Researchers at Lund University, together with colleagues at the NIST Synchrotron Facility in the US, have mapped at the atomic level what happens to virus particles when the temperature is raised.
“When the temperature rises, the genetic material of the virus changes its form and density, becoming more fluid, which leads to faster injection into cells,” said Alex Ivilevich, a researcher at Lund University who led the study.
Viruses do not have their own metabolism and the ability to replicate independently; They are completely dependent on a host cell for reproduction. Instead, the virus hijacks the internal machinery of infected cells to create new virus particles, which are then released and spread to infect other cells.
In most cases, the genetic material of the virus, the DNA, is enclosed in a protective protein shell called the capsid. A research team at Lund University is working to understand the process by which the virus releases its genetic material from the capsid and into the cell, and what causes the virus’s DNA to be released. It all started with a study published in 2014, in which researchers from Lund University found that the genetic material of the virus appears to suddenly change when exposed to temperatures of around 37 degrees.
The more we raised the temperature, the harder the DNA of the virus became. And then suddenly, at transmission temperature, something happened. “It was as if there was no DNA left in the virus particle—the rigidity had disappeared.”
Alex Ivilevich, professor of cell biology at Lund University
Can changes in ambient temperature affect the spread of virus DNA? The study has gained significant attention in the research community, but detailing what happened is challenging and time-consuming. As an experimental model, the researchers examined what happens when phage viruses—viruses that attack bacteria—are exposed to increased temperatures.

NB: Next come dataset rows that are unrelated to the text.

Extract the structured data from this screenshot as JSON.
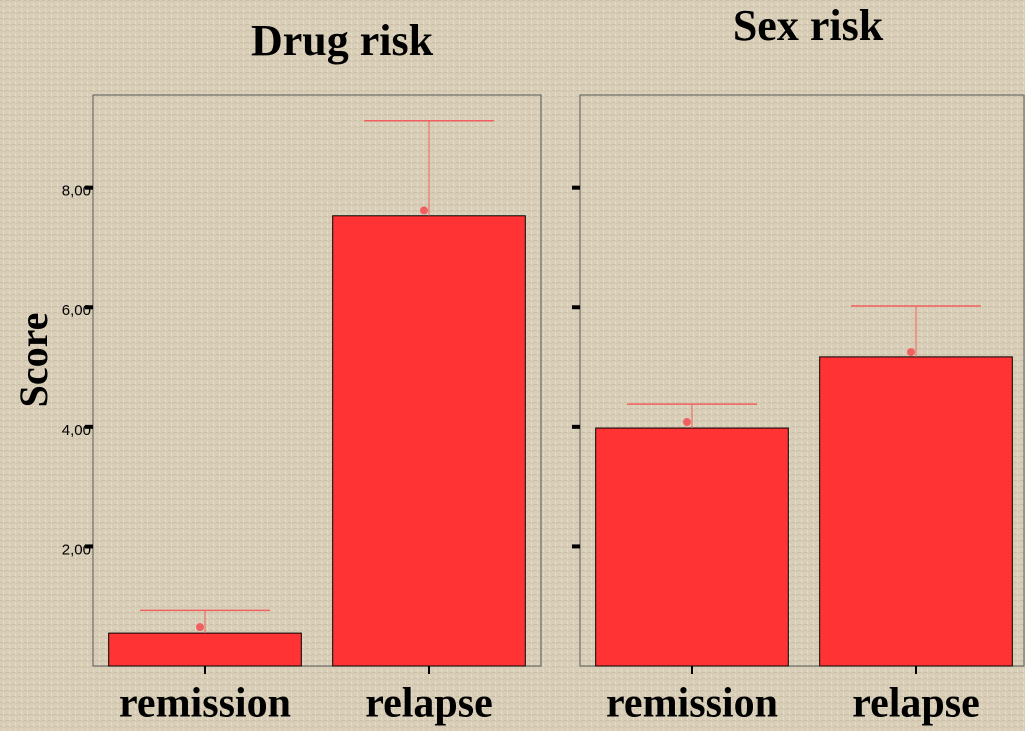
{
  "chart_data": [
    {
      "type": "bar",
      "title": "Drug risk",
      "y_label": "Score",
      "categories": [
        "remission",
        "relapse"
      ],
      "values": [
        0.55,
        7.53
      ],
      "markers": [
        0.65,
        7.62
      ],
      "error_upper": [
        0.93,
        9.12
      ],
      "color": "#ff3333",
      "error_color": "#f06060",
      "ylim": [
        0,
        9.55
      ],
      "yticks": [
        {
          "value": 2,
          "label": "2,00"
        },
        {
          "value": 4,
          "label": "4,00"
        },
        {
          "value": 6,
          "label": "6,00"
        },
        {
          "value": 8,
          "label": "8,00"
        }
      ],
      "ytick_labels": true
    },
    {
      "type": "bar",
      "title": "Sex risk",
      "categories": [
        "remission",
        "relapse"
      ],
      "values": [
        3.98,
        5.17
      ],
      "markers": [
        4.08,
        5.25
      ],
      "error_upper": [
        4.38,
        6.02
      ],
      "color": "#ff3333",
      "error_color": "#f06060",
      "ylim": [
        0,
        9.55
      ],
      "yticks": [
        2,
        4,
        6,
        8
      ],
      "ytick_labels": false
    }
  ]
}
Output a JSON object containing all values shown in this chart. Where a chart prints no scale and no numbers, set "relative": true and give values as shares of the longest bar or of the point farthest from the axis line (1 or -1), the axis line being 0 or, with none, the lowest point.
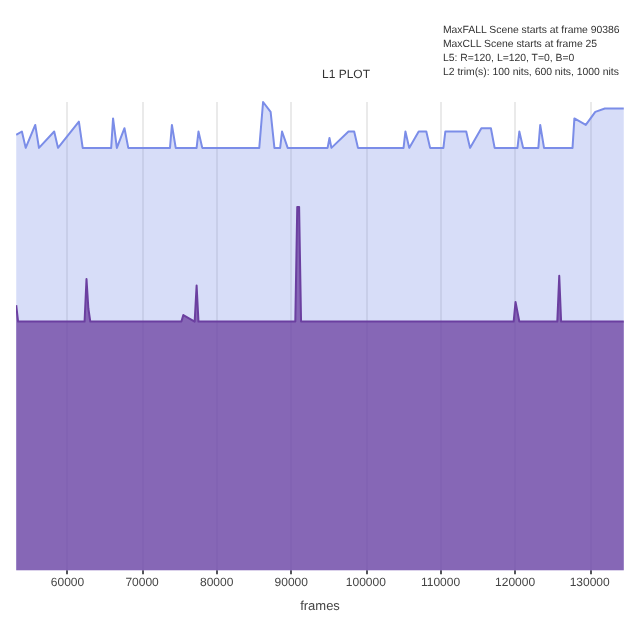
{
  "chart_data": {
    "type": "area",
    "title": "L1 PLOT",
    "xlabel": "frames",
    "relative": true,
    "grid": "x",
    "annotations": [
      "MaxFALL Scene starts at frame 90386",
      "MaxCLL Scene starts at frame 25",
      "L5: R=120, L=120, T=0, B=0",
      "L2 trim(s): 100 nits, 600 nits, 1000 nits"
    ],
    "xlim": [
      53100,
      134600
    ],
    "xticks": [
      60000,
      70000,
      80000,
      90000,
      100000,
      110000,
      120000,
      130000
    ],
    "series": [
      {
        "color": "#7b8de8",
        "x": [
          53130,
          53890,
          54400,
          55680,
          56180,
          58220,
          58730,
          61530,
          62040,
          65860,
          66110,
          66620,
          67640,
          68150,
          73740,
          74000,
          74510,
          77310,
          77560,
          78070,
          85710,
          86220,
          87230,
          87740,
          88510,
          88760,
          89520,
          94870,
          95120,
          95380,
          97670,
          98430,
          98940,
          105050,
          105300,
          105810,
          107080,
          108100,
          108610,
          110390,
          110650,
          112180,
          113450,
          113960,
          115480,
          116760,
          117260,
          120320,
          120570,
          121080,
          123120,
          123370,
          123880,
          127700,
          127950,
          129480,
          130750,
          132030,
          134570
        ],
        "values": [
          0.93,
          0.937,
          0.902,
          0.951,
          0.902,
          0.937,
          0.902,
          0.958,
          0.902,
          0.902,
          0.965,
          0.902,
          0.944,
          0.902,
          0.902,
          0.951,
          0.902,
          0.902,
          0.937,
          0.902,
          0.902,
          1.0,
          0.979,
          0.902,
          0.902,
          0.937,
          0.902,
          0.902,
          0.923,
          0.902,
          0.937,
          0.937,
          0.902,
          0.902,
          0.937,
          0.902,
          0.937,
          0.937,
          0.902,
          0.902,
          0.937,
          0.937,
          0.937,
          0.902,
          0.944,
          0.944,
          0.902,
          0.902,
          0.937,
          0.902,
          0.902,
          0.951,
          0.902,
          0.902,
          0.965,
          0.951,
          0.979,
          0.986,
          0.986
        ]
      },
      {
        "color": "#6b3fa0",
        "x": [
          53130,
          53380,
          62290,
          62550,
          62800,
          63060,
          75270,
          75530,
          77050,
          77310,
          77560,
          90540,
          90800,
          91050,
          91310,
          119810,
          120060,
          120570,
          125660,
          125920,
          126170,
          134570
        ],
        "values": [
          0.566,
          0.531,
          0.531,
          0.622,
          0.559,
          0.531,
          0.531,
          0.545,
          0.531,
          0.608,
          0.531,
          0.531,
          0.776,
          0.776,
          0.531,
          0.531,
          0.573,
          0.531,
          0.531,
          0.629,
          0.531,
          0.531
        ]
      }
    ]
  }
}
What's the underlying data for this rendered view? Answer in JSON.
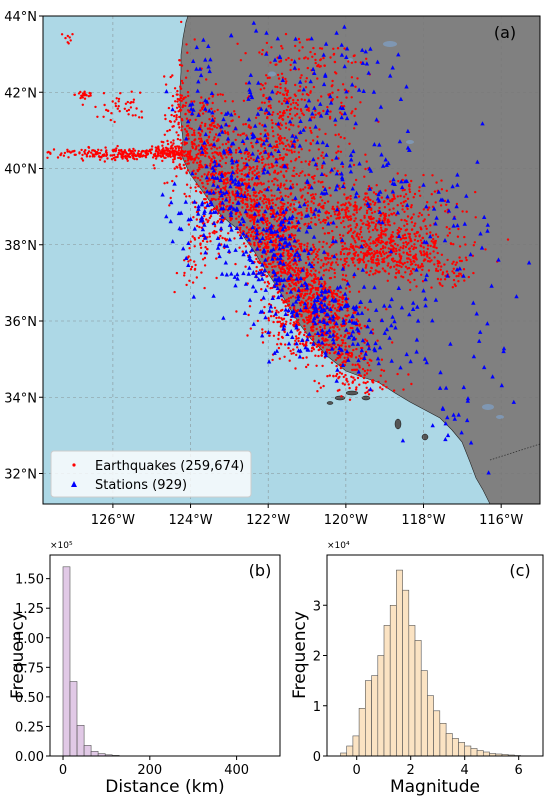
{
  "chart_data": [
    {
      "type": "scatter",
      "panel_label": "(a)",
      "x_ticks": [
        "126°W",
        "124°W",
        "122°W",
        "120°W",
        "118°W",
        "116°W"
      ],
      "y_ticks": [
        "32°N",
        "34°N",
        "36°N",
        "38°N",
        "40°N",
        "42°N",
        "44°N"
      ],
      "xlim": [
        -127.8,
        -115.0
      ],
      "ylim": [
        31.2,
        44.0
      ],
      "grid": true,
      "legend_position": "bottom-left",
      "colors": {
        "ocean": "#add8e6",
        "land": "#808080",
        "earthquakes": "#ff0000",
        "stations": "#0000ff",
        "lakes": "#7f97b3"
      },
      "series": [
        {
          "name": "Earthquakes (259,674)",
          "marker": "dot",
          "color": "#ff0000"
        },
        {
          "name": "Stations (929)",
          "marker": "triangle",
          "color": "#0000ff"
        }
      ]
    },
    {
      "type": "bar",
      "panel_label": "(b)",
      "xlabel": "Distance (km)",
      "ylabel": "Frequency",
      "multiplier": "×10⁵",
      "xlim": [
        -30,
        500
      ],
      "ylim": [
        0,
        1.7
      ],
      "x_ticks": [
        "0",
        "200",
        "400"
      ],
      "x_tick_values": [
        0,
        200,
        400
      ],
      "y_ticks": [
        "0.00",
        "0.25",
        "0.50",
        "0.75",
        "1.00",
        "1.25",
        "1.50"
      ],
      "y_tick_values": [
        0,
        0.25,
        0.5,
        0.75,
        1.0,
        1.25,
        1.5
      ],
      "bin_edges": [
        0,
        16.2,
        32.4,
        48.6,
        64.8,
        81.0,
        97.2,
        113.4,
        129.6
      ],
      "values": [
        1.6,
        0.63,
        0.26,
        0.09,
        0.04,
        0.02,
        0.01,
        0.005
      ],
      "color": "#e1c9e6"
    },
    {
      "type": "bar",
      "panel_label": "(c)",
      "xlabel": "Magnitude",
      "ylabel": "Frequency",
      "multiplier": "×10⁴",
      "xlim": [
        -1.1,
        6.9
      ],
      "ylim": [
        0,
        4.0
      ],
      "x_ticks": [
        "0",
        "2",
        "4",
        "6"
      ],
      "x_tick_values": [
        0,
        2,
        4,
        6
      ],
      "y_ticks": [
        "0",
        "1",
        "2",
        "3"
      ],
      "y_tick_values": [
        0,
        1,
        2,
        3
      ],
      "bin_edges": [
        -0.6,
        -0.37,
        -0.14,
        0.09,
        0.32,
        0.55,
        0.78,
        1.01,
        1.24,
        1.47,
        1.7,
        1.93,
        2.16,
        2.39,
        2.62,
        2.85,
        3.08,
        3.31,
        3.54,
        3.77,
        4.0,
        4.23,
        4.46,
        4.69,
        4.92,
        5.15,
        5.38,
        5.61,
        5.84,
        6.07
      ],
      "values": [
        0.06,
        0.2,
        0.4,
        0.95,
        1.5,
        1.6,
        2.0,
        2.6,
        3.0,
        3.7,
        3.3,
        2.6,
        2.3,
        1.7,
        1.2,
        0.9,
        0.65,
        0.45,
        0.35,
        0.27,
        0.2,
        0.15,
        0.11,
        0.08,
        0.05,
        0.04,
        0.03,
        0.02,
        0.01
      ],
      "color": "#fbe3c3"
    }
  ]
}
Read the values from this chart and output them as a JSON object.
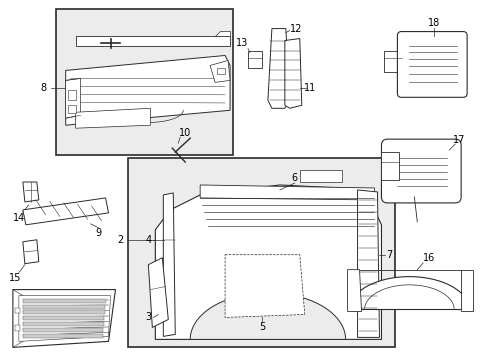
{
  "bg_color": "#ffffff",
  "line_color": "#2a2a2a",
  "label_color": "#000000",
  "fig_w": 4.89,
  "fig_h": 3.6,
  "dpi": 100
}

“Observing the appearance of DNA in virus particles is not something that can be done in an instant. Their genetic material is delicate, difficult to image, and moreover, phage viruses are very small – about ten times smaller than a bacterial cell. However, NIST’s synchrotron in Maryland, USA With the help of research facilities and a special grant from the Swedish Research Council, we were finally able to use neutron light to image the structure of phage virus DNA and its concentration inside the capsid. See how these change at different temperatures,” explained Alex Ivilevich.
In the current study, now published in PNAS, they show that ambient temperature plays an important role in when the capsid opens and the DNA “bursts” and enters the cell. The cell is infected so that phage virus particles can divide and spread to neighboring bacterial cells.
“We also observed that changes in DNA structure are directly linked to how effective the virus is at infecting host cells,” commented Alex Ivilevich.
Researchers’ interest in how virus capsids and DNA work is driven in part by understanding how DNA and RNA can be packed into such incredibly small volumes and injected into cells so quickly during infection.
“It gives us a greater understanding of how quickly DNA can come out of the virus and enter the cell, and may be relevant to how one can turn the virus on and off—fundamental principles for developing new antiviral agents. It may also have implications for gene therapy. How nucleic acids are packaged for purpose,” says Alex Ivilevich.
Could the study be interpreted as a higher body temperature increasing the risk of spreading the infection?
“The results point in that direction. The structure of the genetic material of the virus and its mechanical properties already change when the body temperature rises to 37 degrees. We also see that the increase in temperature affects the speed of the spread of the virus. However, we did so. This is only in our laboratory cells. was demonstrated in culture, and future studies are needed, taking into account other factors that influence the speed of infection, such as the immune response.”